くっきー :太郎先生もそうでしたよね。意識的にいろんなジャンルに取り組んでいったんでしょう?
平野:いえ、けっして戦略的に表現媒体を増やしていったわけじゃないんです。モザイク壁画のタイルをチェックに行った製陶工場で、たまたま陶土で遊んでいるうちに最初の立体作品ができちゃったり、たまたま名古屋の寺の住職に鐘をつくって欲しいと頼まれたりね。計算ではなく、そういう偶然から広がっていったって感じで。
くっきー :あー、そうなんや。
平野:太郎にとって、表現媒体はいわばキャリヤー(搬送台車)のようなもの。いろんな種類の台車をもっていて、自分のなかにイメージが湧いたときに、どの台車にのせて社会に送り出すかを選んでいたんじゃないかな。
くっきー :うんうん。
平野:もちろん「100%の絵描きです」っていうのも素晴らしいんですよ。でも、くーちゃんのようなアーティストは、台車をいっぱいもっていたほうがいいような気がする。まわりも楽しいしね。次はなにが来るのかな?って。

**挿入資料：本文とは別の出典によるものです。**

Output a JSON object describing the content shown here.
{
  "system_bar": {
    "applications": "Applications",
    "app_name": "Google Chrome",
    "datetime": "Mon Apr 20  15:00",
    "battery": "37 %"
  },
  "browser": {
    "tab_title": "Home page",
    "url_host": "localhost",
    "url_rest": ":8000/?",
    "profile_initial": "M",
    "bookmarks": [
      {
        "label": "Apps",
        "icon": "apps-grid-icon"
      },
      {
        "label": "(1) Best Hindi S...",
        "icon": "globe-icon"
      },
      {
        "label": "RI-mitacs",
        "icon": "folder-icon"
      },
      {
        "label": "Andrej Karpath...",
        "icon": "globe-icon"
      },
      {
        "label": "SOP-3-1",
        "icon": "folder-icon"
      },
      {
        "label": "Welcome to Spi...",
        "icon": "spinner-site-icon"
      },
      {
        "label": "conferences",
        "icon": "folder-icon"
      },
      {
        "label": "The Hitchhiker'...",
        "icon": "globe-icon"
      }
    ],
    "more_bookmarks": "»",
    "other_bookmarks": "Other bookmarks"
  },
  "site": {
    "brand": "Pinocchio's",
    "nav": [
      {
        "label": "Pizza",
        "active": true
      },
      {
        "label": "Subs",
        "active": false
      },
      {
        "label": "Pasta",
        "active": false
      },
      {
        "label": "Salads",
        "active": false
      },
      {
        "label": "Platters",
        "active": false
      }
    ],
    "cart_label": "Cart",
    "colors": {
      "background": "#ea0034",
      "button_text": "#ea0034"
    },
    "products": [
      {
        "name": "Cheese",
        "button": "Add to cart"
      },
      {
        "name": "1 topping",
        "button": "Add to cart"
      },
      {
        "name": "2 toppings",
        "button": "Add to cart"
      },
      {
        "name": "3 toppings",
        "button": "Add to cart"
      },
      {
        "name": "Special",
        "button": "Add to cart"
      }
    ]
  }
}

くっきー :ぼくは100%絵描きじゃないですからね。ぜんぜんちゃいますね。それにぼく陶芸もやっていた時期があるんですよ。
平野:そうなの?
くっきー :大阪時代に。下積みで暇だったんで、先輩らとやっていましたけど、楽しかったですね。やっぱりね、つくって残すっていうのは、いいですね。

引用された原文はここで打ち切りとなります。